I also began massaging the workers at Hands of Hope this week (I have been massaging the patients at the Care Center already), and there was a line for my massage!

...I cannot believe we have been here almost four weeks. Time feels different here. We have more free time than we are used to in the evenings. At the same time, I feel like I should be able to speak and understand more Thai by now. We get plenty of sleep. However, we are both sleepy after dinner, so we usually drink a cup of coffee and tea respectively (which may be within John’s normal, but definitely not mine!) to stay awake until the late hour of 10pm. Despite the plentiful sleep, I can be quick to fatigue throughout the day. Perhaps I am still adjusting to the heat. Perhaps it is my mind on overdrive trying to learn Thai, while still adjusting to a new culture, schedule, and work environments.
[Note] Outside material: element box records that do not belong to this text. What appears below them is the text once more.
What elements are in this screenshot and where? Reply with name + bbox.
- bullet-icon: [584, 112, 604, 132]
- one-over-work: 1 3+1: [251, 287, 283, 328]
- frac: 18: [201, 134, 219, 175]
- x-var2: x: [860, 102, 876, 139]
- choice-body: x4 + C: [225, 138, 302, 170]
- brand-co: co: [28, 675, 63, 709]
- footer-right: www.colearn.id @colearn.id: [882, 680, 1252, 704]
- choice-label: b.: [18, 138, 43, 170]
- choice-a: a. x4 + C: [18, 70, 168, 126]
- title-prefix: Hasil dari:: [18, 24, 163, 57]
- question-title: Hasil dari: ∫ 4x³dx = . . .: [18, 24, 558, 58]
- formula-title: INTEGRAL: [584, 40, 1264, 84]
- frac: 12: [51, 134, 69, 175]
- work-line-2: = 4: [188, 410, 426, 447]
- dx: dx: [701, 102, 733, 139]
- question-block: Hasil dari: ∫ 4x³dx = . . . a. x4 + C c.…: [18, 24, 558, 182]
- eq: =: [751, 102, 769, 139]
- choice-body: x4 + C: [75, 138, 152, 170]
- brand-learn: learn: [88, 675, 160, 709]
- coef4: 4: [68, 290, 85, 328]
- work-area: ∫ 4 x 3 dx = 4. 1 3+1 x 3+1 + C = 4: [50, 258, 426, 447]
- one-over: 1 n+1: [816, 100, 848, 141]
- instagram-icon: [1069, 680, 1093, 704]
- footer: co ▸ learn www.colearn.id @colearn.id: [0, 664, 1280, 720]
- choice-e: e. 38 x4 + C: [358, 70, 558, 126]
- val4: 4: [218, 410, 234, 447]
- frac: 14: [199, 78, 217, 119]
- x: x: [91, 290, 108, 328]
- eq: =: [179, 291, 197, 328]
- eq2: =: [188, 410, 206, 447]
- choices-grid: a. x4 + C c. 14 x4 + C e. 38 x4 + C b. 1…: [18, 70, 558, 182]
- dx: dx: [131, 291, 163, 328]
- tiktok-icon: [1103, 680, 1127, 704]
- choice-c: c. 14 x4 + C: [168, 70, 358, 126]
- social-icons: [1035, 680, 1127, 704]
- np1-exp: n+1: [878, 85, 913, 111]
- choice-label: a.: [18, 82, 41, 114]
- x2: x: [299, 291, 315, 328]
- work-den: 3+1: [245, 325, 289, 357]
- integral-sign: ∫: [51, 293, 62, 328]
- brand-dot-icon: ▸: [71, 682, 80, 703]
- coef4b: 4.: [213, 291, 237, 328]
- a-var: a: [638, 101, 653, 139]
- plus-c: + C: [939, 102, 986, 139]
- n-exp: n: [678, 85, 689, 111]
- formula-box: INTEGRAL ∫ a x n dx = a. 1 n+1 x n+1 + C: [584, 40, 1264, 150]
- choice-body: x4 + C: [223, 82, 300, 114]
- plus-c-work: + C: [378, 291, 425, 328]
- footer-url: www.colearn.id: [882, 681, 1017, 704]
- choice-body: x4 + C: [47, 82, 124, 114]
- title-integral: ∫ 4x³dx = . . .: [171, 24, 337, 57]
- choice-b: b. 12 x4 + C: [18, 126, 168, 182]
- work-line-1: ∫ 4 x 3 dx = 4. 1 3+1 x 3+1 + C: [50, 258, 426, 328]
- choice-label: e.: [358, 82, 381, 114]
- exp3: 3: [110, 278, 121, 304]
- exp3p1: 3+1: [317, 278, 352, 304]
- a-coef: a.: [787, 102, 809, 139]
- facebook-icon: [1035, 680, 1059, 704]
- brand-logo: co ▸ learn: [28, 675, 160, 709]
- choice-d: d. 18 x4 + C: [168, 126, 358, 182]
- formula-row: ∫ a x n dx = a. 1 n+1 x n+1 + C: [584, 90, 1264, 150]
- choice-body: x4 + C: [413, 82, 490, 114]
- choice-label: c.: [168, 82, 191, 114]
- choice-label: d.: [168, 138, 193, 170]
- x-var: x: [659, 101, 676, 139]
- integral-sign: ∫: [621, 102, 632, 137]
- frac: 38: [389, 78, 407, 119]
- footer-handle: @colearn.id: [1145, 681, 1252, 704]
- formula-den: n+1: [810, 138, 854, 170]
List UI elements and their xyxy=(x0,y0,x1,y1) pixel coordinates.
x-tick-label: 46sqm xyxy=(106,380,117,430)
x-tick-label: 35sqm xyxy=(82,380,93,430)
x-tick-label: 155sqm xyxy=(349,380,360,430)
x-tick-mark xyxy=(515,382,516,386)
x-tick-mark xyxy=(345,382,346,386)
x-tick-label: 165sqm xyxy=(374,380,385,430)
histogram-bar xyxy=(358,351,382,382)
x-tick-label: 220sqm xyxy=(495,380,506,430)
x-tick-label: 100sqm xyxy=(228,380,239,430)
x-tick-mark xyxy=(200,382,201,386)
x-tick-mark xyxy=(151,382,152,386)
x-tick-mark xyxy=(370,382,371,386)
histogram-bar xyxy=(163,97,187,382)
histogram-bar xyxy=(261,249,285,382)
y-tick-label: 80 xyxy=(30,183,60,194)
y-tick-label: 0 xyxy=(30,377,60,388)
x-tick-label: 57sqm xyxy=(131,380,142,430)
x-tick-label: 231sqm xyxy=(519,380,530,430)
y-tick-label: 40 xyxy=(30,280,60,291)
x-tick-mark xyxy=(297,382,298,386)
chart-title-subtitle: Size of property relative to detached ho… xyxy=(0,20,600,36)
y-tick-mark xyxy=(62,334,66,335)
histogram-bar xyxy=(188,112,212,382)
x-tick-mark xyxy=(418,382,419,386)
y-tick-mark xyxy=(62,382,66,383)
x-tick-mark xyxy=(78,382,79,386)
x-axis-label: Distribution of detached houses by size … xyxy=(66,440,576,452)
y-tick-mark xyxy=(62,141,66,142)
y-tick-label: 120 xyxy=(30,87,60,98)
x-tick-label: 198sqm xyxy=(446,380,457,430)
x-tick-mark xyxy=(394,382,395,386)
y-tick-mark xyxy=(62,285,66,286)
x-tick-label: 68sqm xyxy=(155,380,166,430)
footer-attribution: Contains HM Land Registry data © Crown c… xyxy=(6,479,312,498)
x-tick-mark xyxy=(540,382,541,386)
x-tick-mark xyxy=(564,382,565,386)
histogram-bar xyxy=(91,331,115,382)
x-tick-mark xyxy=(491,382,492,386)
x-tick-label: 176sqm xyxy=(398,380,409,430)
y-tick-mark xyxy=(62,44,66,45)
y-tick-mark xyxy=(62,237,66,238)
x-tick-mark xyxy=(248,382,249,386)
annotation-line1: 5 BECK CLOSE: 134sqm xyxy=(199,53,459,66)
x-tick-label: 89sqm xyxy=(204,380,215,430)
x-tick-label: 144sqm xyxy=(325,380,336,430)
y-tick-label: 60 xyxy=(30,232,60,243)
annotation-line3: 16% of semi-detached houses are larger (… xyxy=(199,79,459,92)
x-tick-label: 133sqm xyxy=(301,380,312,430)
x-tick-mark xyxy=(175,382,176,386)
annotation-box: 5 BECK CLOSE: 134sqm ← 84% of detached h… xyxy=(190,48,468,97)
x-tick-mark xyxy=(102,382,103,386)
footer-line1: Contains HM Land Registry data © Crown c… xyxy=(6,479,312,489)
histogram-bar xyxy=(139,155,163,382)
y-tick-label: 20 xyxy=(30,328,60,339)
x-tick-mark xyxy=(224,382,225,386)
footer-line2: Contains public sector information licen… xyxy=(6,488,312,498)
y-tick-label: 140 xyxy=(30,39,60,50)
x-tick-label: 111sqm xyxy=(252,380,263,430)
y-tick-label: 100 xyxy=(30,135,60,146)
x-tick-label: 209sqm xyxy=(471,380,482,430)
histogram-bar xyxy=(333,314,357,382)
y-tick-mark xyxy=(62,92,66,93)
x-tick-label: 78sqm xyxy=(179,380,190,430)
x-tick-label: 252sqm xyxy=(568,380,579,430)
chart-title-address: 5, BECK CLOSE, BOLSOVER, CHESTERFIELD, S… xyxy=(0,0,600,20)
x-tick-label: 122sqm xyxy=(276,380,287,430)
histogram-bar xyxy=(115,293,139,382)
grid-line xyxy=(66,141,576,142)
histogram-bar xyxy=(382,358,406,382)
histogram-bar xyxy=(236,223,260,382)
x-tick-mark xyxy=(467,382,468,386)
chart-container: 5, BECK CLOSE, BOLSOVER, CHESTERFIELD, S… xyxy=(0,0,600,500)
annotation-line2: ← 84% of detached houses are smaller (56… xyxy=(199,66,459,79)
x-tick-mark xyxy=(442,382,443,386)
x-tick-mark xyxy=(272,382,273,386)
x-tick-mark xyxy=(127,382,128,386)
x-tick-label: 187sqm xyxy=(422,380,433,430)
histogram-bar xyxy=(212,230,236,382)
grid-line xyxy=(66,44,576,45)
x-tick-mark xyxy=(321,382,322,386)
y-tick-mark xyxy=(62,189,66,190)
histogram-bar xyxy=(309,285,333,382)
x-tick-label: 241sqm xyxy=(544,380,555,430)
My minimal quilling practice paid off. I made this card for Sister Mary this week. Sister Mary turned 96 years old, and now that I’m editing this post a few days later, we just enjoyed a mass and luncheon at the convent to celebrate her birthday. It was a lot of fun, due to Sister Mary’s humor, and there may have been an ice cream cake involved.

My attempt at quilling.

 Sister Mary's ice cream cake

Sister Mary's ice cream cake

Per my usual, let me end with some highlights of the week:

  • We made our Thai teacher, Thida, laugh so heartily, when we explained (mostly in Thai!) that I can always eat and sleep, and that we usually decide on dinnertime based on my hunger instead of John’s… Poor guy.
  • When I leave for my Thai language lesson or head to the Care Center to massage for select afternoons, Faa, a coworker at Hands of Hope, takes over my duty of stretches on the hour. I think she enjoys it. I like seeing her face light up, when I’m showing her a few stretching ideas, before I head out the door.
  • John and I played frisbee with Suban this week. Suban is a long-term patient at the Care Center. He had TB of the brain, so it affected his development. He does not talk much, and his brain is developed to the age of a young child while his body is fully grown. He has such a playful, youthful nature. One day while I was massaging the other week, he put on music in the common area and started dancing all by himself. He makes us all smile. So, after we played frisbee with Suban, the next day after work, he walked around the compound with a frisbee in his hand - at the ready! :) I guess we will have to start play frisbee regularly.

As I was wrapping up my first version of this blog post and prepared to study a little Thai (our typical post-dinner ritual), I pulled out my list of photos and names. I realized that I’m still trying to learn everyone’s names! There are over 30 people that work at Hands of Hope, and I know almost everyone’s names - except a select few. So that is yet another example of the learning curve and how our minds are still on overdrive! I am fairly certain and hopeful that the learning curve will eventually not feel as steep in the not-so-distant future.

 Sister Mary, chatting on the phone with the pilot who saved her by getting her out of Vietnam in the nick of time and showing her natural humorous nature. Sorry for the fuzzy version of Sister Sudhpatra!

Sister Mary, chatting on the phone with the pilot who saved her by getting her out of Vietnam in the nick of time and showing her natural humorous nature. Sorry for the fuzzy version of Sister Sudhpatra!